Było to jedno z najbardziej szalonych okienek transferowych w historii. Kibice piłkarscy powinni przygotować się na niespodzianki. Do ostatnich godzin może ważyć się przyszłość reprezentantów Polski. Część z nich musi zmienić otoczenie, jeśli myśli o powołaniu na zbliżające się wielkimi krokami mistrzostwa świata. To ostatnia szansa.
Nie do pozazdroszczenia jest sytuacja Krzysztofa Piątka. Napastnik miał przecież pewne miejsce w drużynie narodowej, lecz transfer do Herthy Berlin odbił mu się czkawką. W Bundeslidze był zupełnie innym piłkarzem niż w Serie A. Sandro Schwarz nie widzi dla niego miejsca w składzie, a Piątek już od wielu tygodni szuka drogi ucieczki z Berlina. W ostatniej chwili wrócił jednak temat Salernitany. Zdaniem Gianluki Di Marzio, Włosi sprowadzą 27-latka na zasadzie wypożyczenia z opcją transferu definitywnego.
Stolica Niemiec nie jest dobrym miejscem dla kadrowiczów. Przekonał się o tym przecież Tymoteusz Puchacz, który - w odróżnieniu od Piątka - nawet nie zadebiutował w Bundeslidze. Przez kilkanaście miesięcy w Berlinie nie dostał prawdziwej szansy. Było zainteresowanie ze Sparty Praga, ale ten ruch nie doszedł od skutku. Serwis interia.pl ustalił, że Lech Poznań chciał wyciągnąć pomocną dłoń w kierunku swojego wychowanka. Możliwość wypożyczenia wykluczył trener Urs Fischer.
ZOBACZ WIDEO: To zmieniło się w Legii. "Jesteśmy zaskoczeni"
Czesław Michniewicz z pewnością nie może mówić o kłopocie bogactwa w linii obrony. Jan Bednarek od dawna tworzył zgrany duet z Kamilem Glikiem. Sęk w tym, że menadżer Southampton FC nagle zrezygnował z 42-krotnego reprezentanta kraju. Stoper opuścił trzy ostatnie spotkania Premier League. Wszystkie znaki na niebie wskazują na to, że będzie kontynuował swoją karierę w angielskiej elicie. Bednarek najprawdopodobniej do łączy do Matty'ego Casha w Aston Villi lub Łukasza Fabiańskiego w West Ham United (więcej TUTAJ).

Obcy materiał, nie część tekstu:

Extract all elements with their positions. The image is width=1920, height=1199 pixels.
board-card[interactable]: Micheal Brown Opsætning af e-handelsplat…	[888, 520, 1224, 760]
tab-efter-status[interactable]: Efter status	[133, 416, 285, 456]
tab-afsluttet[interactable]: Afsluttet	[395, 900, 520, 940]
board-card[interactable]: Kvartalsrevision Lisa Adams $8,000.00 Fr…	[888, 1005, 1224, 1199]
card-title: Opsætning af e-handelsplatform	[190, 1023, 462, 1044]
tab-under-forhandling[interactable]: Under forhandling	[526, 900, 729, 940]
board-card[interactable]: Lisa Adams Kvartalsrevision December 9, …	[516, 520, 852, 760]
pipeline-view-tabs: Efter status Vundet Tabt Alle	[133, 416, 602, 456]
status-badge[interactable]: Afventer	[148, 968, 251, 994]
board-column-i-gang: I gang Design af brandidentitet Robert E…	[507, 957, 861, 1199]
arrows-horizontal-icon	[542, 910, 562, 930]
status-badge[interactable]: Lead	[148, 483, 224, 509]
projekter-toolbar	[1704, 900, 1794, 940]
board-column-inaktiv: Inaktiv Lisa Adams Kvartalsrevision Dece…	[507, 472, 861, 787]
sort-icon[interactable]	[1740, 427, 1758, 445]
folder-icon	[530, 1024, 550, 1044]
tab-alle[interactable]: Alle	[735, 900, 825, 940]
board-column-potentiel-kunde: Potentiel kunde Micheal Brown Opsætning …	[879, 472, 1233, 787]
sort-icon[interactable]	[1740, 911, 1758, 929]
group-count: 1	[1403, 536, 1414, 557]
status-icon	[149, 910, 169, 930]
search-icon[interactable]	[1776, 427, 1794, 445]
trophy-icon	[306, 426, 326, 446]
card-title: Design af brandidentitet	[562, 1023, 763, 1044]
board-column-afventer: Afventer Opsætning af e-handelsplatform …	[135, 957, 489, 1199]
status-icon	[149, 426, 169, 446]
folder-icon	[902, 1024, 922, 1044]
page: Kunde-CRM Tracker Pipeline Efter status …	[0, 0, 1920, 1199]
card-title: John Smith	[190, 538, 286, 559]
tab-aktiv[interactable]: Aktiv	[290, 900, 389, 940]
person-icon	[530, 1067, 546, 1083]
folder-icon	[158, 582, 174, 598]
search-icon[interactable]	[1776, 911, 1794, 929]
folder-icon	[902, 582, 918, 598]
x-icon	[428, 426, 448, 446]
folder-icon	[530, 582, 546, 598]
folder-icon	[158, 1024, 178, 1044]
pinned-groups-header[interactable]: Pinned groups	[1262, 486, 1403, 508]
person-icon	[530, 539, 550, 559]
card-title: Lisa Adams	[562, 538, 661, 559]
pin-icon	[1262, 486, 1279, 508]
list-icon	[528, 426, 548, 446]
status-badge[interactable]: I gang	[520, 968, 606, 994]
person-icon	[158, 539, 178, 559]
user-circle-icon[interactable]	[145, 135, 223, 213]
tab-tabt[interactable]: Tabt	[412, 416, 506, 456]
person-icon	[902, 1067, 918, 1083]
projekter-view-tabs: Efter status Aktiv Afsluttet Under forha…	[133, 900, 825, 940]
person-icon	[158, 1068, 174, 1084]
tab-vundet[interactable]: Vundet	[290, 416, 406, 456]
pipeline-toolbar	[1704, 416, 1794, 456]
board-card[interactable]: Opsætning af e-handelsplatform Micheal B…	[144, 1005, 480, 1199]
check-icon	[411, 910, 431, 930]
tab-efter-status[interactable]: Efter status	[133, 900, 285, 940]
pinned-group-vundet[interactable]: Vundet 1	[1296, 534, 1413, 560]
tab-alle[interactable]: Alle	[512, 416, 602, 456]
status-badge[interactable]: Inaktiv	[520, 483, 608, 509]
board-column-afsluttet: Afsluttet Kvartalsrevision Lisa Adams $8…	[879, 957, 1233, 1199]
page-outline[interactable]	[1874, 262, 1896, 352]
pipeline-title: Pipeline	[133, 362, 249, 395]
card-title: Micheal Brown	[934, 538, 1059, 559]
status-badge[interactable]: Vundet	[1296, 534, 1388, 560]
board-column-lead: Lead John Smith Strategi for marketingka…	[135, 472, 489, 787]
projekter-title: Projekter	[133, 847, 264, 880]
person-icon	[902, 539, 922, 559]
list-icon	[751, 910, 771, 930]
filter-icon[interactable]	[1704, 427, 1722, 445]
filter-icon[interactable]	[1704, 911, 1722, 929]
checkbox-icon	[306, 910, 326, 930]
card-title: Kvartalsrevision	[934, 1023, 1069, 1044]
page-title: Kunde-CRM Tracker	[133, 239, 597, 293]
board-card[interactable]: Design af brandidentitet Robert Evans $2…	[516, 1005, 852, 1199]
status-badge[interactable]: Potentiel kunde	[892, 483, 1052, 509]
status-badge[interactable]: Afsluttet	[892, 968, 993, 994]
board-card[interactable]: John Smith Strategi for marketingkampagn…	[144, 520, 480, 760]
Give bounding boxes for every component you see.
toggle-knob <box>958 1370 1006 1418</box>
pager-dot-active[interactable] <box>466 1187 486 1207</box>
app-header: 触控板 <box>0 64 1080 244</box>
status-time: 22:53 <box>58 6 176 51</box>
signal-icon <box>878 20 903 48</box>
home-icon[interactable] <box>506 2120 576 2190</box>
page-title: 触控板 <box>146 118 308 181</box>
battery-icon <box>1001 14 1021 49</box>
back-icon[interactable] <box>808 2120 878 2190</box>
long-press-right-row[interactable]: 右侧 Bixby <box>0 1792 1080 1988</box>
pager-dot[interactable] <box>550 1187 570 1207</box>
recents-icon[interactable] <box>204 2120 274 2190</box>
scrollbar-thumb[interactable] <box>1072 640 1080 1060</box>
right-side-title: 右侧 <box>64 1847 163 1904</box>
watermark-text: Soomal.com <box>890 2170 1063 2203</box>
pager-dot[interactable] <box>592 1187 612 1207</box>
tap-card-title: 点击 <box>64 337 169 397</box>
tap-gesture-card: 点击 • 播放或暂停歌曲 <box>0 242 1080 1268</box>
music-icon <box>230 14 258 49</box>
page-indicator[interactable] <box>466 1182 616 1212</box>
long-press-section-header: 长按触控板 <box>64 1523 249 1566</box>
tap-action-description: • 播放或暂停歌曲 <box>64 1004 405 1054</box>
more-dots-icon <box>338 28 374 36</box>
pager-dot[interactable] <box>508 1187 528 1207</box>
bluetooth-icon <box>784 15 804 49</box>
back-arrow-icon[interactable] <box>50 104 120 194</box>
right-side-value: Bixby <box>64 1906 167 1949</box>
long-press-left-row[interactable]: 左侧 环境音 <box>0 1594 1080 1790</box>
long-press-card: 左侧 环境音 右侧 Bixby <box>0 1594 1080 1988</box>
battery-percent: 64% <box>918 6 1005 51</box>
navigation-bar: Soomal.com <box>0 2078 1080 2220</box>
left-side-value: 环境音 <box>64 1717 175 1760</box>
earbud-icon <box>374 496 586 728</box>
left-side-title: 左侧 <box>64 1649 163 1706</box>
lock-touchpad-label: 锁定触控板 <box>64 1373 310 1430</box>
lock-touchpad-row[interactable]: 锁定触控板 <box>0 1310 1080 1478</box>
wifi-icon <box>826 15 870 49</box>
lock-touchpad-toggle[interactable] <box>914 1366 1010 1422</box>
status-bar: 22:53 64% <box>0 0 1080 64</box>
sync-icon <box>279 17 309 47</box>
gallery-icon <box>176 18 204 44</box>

Dużo mówiło się o ewentualnym transferze Mateusza Klicha. Niestety, środkowy pomocnik nadal nie jest pierwszym wyborem Jessego Marscha, choć udowadniał swoją wartość wchodząc z ławki. Dodatkowo zapewnił Leeds United zwycięstwo w meczu pucharowym z Barnsley (3:1). Według naszych ustaleń, Klich na 99 proc. nie zmieni przynależności klubowej tuż przed zamknięciem letniego okienka, choć początkowo nosił się z takim zamiarem.
Ze względu na poważną kontuzję Jakuba Modera, selekcjoner ma ograniczone pole manewru w środku pola. Poza Klichem pewniakiem do kadry wydawał się Szymon Żurkowski. Zawodnik musiał wrócić do Fiorentiny po udanym okresie na wypożyczeniu w Empoli FC. Alfredo Pedulla podawał, że Żurkowski najpewniej dopnie swego, wracając na Stadio Carlo Castellani.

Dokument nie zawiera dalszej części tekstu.